Le Software Sustainability Institute (SSI) du Royaume-Uni

Après avoir constaté que sept chercheurs sur dix ne pourraient poursuivre leurs recherches sans logiciels, le gouvernement britannique a créé le SSI en 2010, se dotant d’un organisme national en mesure de faciliter le développement et le maintien de meilleurs logiciels scientifiques. Depuis, le SSI est devenu un chef de file international dans les logiciels destinés à la recherche. Parallèlement à ses travaux sur la pérennité des logiciels (disponibilité à long terme, perfectionnement et soutien technique) le SSI appuie aussi des initiatives dans les domaines que voici.

  • Compétences et formation – Quoique des programmeurs professionnels se consacrent à la création de logiciels pour la recherche, beaucoup de chercheurs ne possédant que des rudiments d’informatique rédigent leurs propres programmes. Grâce à la formation dispensée par le SSI, ces profanes réussissent à développer et à maintenir efficacement les logiciels qui faciliteront leurs travaux.
  • Pratiques exemplaires et planification – Divers ateliers rassemblent chercheurs, programmeurs, inventeurs, gestionnaires, bailleurs de fonds, éditeurs, chefs de file et éducateurs pour qu’ils collaborent, explorent les règles de l’art et discutent de l’avenir des logiciels de recherche.
  • Vulgarisation – Un programme de bourses aide les chercheurs en informatique à perfectionner leurs talents en programmation et à promouvoir les logiciels qu’ils destinent à la recherche. Plus récemment, le SSI a commencé à coopérer avec des groupes d’autres pays pour les aider à mettre sur pied leur propre organisation nationale de logiciels scientifiques.
  • Carrière en logiciels de recherche – Le SSI épaule directement la United Kindgom Research Software Engineer Association (UKRSE), regroupement qui milite pour la reconnaissance des créateurs de logiciels scientifiques et leur permettre de faire carrière dans le milieu universitaire.

Qu’est-ce qu’une « passerelle scientifique »?

Aussi connue sous les expressions « environnement de recherche virtuel », « laboratoire virtuel » ou plateforme de recherche, la passerelle scientifique est une importante collection de logiciels effectuant la majeure partie du travail des chercheurs. Habituellement, la passerelle scientifique donne accès à des composants de l’infrastructure numérique comme les centres de calcul informatique de pointe, les installations de stockage et les capteurs. Elle procure aussi des services facilitant la collaboration des chercheurs, comme des forums de discussion et l’accès à une banque de données communes. Aujourd’hui, la passerelle scientifique allège le plus souvent la tâche des chercheurs dans une discipline donnée ou dans une série de disciplines connexes.

L’International Coalition on Science Gateways (ICSG)

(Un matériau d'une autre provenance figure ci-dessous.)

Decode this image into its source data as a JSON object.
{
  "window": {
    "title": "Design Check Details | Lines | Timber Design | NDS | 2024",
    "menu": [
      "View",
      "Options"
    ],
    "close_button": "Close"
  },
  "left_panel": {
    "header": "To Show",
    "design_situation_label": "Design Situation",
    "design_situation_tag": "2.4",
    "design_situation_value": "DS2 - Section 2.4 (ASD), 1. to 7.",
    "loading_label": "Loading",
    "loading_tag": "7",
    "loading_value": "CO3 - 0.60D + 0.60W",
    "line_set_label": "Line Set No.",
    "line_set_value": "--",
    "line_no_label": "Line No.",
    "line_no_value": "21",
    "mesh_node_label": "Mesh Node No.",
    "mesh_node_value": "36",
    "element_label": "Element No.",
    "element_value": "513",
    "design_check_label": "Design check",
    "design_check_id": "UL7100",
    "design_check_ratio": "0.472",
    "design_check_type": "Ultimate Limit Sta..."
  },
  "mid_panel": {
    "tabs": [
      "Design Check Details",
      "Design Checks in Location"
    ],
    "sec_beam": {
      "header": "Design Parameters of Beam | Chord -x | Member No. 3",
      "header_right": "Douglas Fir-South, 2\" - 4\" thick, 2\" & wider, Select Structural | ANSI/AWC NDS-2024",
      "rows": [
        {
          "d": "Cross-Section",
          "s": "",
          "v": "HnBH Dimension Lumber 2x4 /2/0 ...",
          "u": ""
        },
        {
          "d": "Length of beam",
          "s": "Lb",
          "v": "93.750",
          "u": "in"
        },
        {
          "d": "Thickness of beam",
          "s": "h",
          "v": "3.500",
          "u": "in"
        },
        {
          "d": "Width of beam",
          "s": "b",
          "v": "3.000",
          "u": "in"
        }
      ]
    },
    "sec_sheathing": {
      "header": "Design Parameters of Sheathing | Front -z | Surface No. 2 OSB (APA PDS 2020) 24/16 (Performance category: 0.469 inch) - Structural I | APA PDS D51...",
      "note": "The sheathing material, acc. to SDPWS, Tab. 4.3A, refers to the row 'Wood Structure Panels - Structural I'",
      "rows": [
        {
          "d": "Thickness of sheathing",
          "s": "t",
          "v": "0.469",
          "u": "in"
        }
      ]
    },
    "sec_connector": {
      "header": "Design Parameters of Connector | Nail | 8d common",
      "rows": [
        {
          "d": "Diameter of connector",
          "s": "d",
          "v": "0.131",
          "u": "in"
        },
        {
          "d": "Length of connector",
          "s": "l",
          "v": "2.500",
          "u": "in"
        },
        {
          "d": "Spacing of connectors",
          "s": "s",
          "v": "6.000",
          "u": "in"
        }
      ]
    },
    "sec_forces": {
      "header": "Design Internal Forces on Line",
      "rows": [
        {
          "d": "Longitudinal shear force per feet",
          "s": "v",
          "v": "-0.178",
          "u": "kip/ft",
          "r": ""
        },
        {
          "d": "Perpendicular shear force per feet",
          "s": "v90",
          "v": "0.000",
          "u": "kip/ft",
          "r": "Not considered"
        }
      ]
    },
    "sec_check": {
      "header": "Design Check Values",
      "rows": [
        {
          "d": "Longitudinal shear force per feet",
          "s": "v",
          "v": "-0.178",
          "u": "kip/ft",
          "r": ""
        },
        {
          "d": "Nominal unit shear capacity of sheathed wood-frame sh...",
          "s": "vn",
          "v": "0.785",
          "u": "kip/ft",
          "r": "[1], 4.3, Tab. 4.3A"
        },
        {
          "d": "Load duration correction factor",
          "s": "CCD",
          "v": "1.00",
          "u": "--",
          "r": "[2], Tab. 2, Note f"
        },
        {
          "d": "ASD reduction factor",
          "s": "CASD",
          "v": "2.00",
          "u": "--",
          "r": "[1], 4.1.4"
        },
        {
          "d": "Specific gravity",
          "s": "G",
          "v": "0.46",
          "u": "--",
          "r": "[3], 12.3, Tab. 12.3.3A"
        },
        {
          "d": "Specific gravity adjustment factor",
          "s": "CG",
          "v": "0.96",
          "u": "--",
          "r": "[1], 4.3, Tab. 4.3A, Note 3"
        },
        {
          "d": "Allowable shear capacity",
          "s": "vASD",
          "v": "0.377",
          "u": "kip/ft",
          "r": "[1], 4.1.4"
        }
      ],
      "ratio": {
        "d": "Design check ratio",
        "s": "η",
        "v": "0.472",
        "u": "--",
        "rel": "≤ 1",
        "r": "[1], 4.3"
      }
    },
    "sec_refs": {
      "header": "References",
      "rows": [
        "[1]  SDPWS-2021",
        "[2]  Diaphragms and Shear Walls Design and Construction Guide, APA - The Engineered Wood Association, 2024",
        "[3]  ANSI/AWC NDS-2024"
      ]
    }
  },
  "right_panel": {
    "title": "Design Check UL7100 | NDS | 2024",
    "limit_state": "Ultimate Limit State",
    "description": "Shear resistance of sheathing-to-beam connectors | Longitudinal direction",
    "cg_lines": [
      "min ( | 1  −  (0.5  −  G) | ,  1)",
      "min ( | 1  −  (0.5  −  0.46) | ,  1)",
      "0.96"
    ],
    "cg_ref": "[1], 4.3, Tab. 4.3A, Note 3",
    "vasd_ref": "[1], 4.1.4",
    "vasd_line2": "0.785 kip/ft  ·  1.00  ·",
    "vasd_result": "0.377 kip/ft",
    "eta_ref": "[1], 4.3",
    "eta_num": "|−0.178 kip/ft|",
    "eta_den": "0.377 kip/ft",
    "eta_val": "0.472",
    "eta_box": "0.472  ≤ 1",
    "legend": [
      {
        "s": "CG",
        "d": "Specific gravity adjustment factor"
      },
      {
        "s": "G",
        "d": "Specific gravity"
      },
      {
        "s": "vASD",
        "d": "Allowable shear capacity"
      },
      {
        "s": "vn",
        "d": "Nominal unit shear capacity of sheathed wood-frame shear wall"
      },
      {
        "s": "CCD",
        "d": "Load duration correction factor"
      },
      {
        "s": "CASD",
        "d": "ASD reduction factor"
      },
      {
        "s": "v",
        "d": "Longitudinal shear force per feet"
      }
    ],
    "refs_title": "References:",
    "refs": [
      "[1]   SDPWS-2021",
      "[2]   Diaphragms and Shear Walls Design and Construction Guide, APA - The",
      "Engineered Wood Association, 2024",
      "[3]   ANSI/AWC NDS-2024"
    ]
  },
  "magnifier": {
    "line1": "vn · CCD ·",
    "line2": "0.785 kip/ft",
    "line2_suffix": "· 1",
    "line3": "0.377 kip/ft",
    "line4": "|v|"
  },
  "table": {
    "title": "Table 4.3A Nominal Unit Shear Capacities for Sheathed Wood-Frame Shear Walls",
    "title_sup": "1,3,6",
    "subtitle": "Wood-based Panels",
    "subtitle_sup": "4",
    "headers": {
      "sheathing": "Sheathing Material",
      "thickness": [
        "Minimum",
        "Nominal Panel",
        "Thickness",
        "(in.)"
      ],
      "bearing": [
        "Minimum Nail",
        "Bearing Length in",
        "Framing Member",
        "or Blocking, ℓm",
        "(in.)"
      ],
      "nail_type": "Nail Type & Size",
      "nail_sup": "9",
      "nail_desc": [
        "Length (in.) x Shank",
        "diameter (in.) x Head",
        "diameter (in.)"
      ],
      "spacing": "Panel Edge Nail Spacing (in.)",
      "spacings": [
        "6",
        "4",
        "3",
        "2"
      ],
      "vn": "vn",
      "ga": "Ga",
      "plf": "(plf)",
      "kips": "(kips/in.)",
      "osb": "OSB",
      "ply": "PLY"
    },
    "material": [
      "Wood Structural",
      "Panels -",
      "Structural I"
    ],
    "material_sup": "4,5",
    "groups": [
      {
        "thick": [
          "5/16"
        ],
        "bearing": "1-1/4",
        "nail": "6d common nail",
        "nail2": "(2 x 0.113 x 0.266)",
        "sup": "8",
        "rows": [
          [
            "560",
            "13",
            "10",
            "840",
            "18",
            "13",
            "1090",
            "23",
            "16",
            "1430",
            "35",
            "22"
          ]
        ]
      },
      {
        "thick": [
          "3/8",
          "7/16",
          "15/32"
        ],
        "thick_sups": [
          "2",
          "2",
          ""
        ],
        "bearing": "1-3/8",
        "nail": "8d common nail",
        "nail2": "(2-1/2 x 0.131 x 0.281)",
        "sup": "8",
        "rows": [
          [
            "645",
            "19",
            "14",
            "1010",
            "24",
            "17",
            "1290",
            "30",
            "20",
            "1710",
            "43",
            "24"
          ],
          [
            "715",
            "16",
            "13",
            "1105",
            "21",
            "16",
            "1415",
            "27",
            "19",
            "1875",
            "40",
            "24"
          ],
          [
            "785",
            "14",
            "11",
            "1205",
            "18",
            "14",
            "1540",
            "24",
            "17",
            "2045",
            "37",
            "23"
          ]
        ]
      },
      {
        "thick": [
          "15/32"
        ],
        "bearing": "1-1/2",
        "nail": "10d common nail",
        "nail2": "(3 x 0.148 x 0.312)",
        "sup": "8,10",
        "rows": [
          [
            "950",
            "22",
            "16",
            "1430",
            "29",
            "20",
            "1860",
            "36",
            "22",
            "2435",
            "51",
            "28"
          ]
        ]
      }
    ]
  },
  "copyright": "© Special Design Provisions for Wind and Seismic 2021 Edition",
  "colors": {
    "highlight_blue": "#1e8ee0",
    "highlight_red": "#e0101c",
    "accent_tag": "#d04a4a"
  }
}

Bien que les organisations énumérées dans cette liste fassent partie de la collectivité internationale, la plus internationale de toutes est sans doute l’ICSG. En effet, cet organisme réunit des initiatives nationales en vue de donner une orientation future aux passerelles scientifiques, de mieux faire connaître les problèmes liés à leur exploitation et à leur développement, et de diffuser les pratiques exemplaires en la matière.

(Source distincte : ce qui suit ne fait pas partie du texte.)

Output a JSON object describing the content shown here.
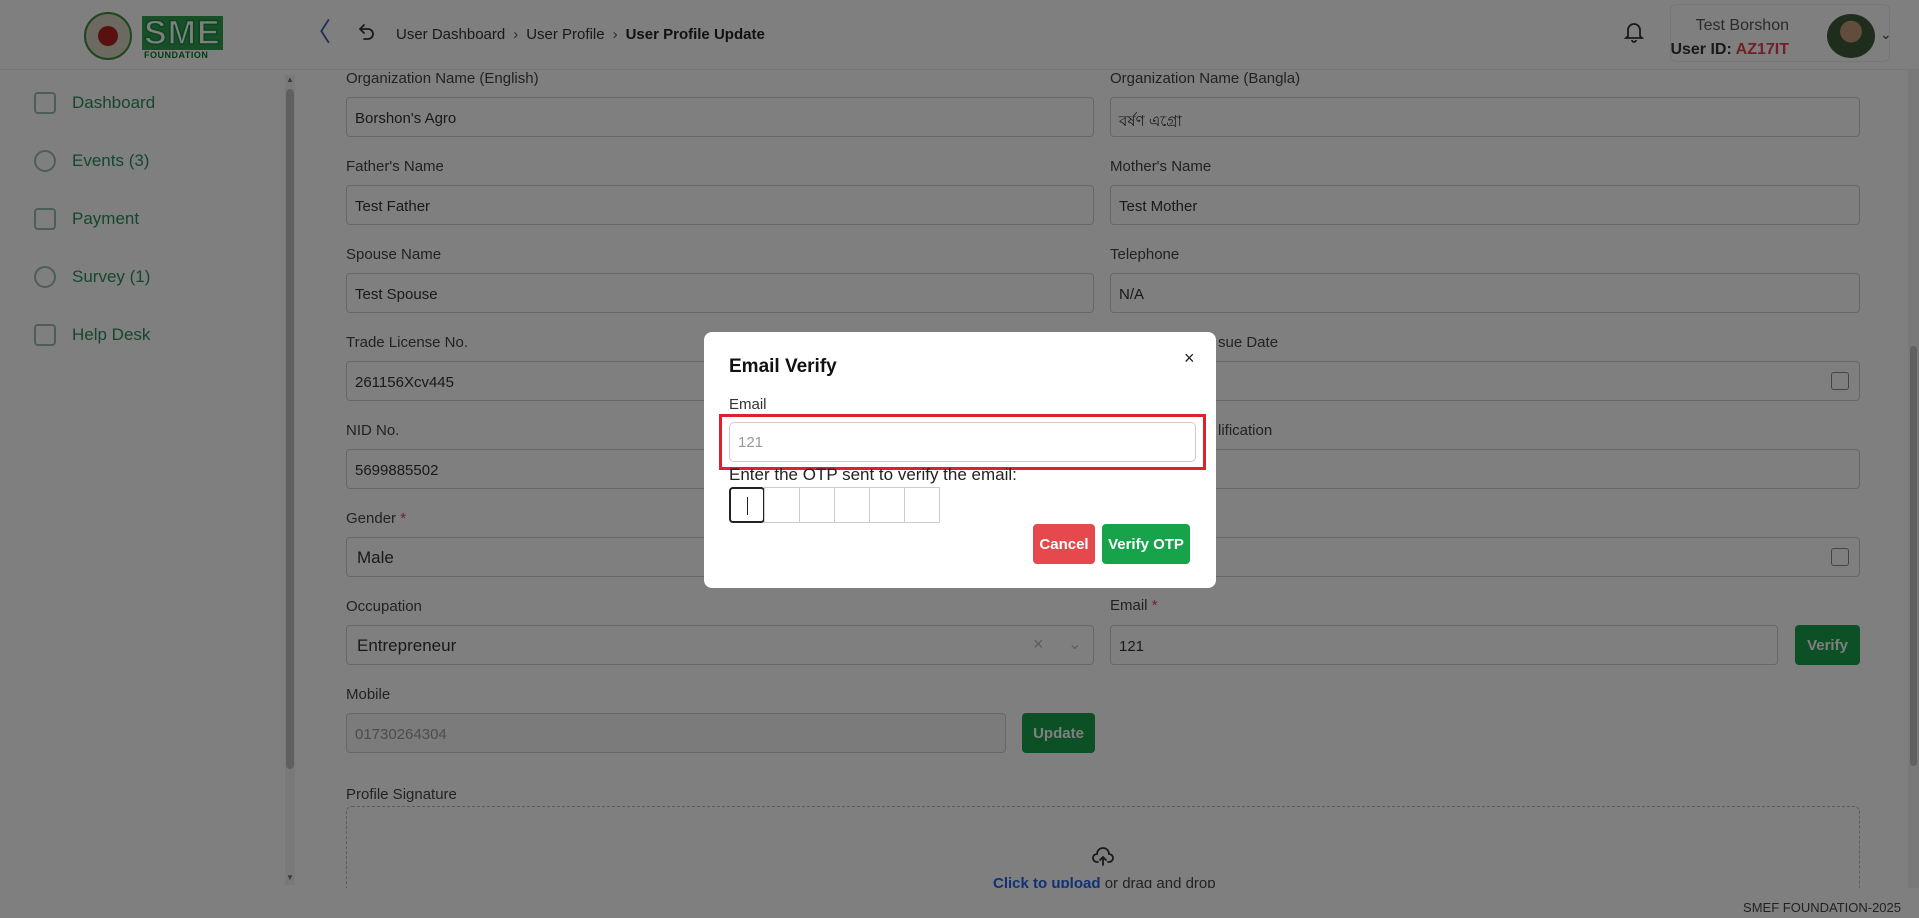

Puisque la recherche dépend de plus en plus des logiciels, les passerelles scientifiques permettent au profane d’accéder aux éléments de l’infrastructure (centres de calcul de pointe, installations de stockage, capteurs) dont il a besoin pour mener à bien ses travaux. Les passerelles scientifiques jouent donc un rôle de plus en plus crucial en recherche computationnelle. Pour documenter les politiques portant sur la recherche, son financement et l’infrastructure numérique, l’ICSG s’efforce de faire rayonner le plus possible le concept de passerelle scientifique et d’en vanter l’utilité.

Avec pour membres l’Australie, plusieurs nations d’Afrique, le Canada, la Nouvelle-Zélande, Taïwan, le Royaume-Uni (et d’autres pays européens) et les États-Unis, l’ICSG se veut une tribune internationale qui alimente le débat sur les aspects suivants :

  • Prendre les devants pour orienter l’avenir des passerelles scientifiques – les passerelles scientifiques sont souvent élaborées sous la direction des chercheurs qui en ont besoin. Les programmes nationaux, régionaux et internationaux de développement ne manquent pas et le nombre de passerelles ne cesse de croître dans divers champs de recherche. Grâce à l’ICSG, les membres de ce milieu peuvent se regrouper et exercer leur influence sur la réglementation et les politiques de la planète entière.
  • Faire connaître les progrès des passerelles scientifiques aux paliers international, national et régional – Parfois, une passerelle existante, ses composantes ou son architecture suffisent à satisfaire les besoins d’autres chercheurs ou développeurs. Savoir ce qui est disponible peut déboucher sur des collaborations qui, au bout du compte, accéléreront la recherche.
  • Identifier et partager les pratiques exemplaires en développement de passerelles scientifiques – Le plus souvent, la passerelle est un outil qui facilite la recherche plutôt qu’un sujet de recherche en soi. Sachant cela, les chercheurs souhaitent consacrer aussi peu de temps que possible à sa création. Avoir accès au savoir d’autrui peut accélérer les choses.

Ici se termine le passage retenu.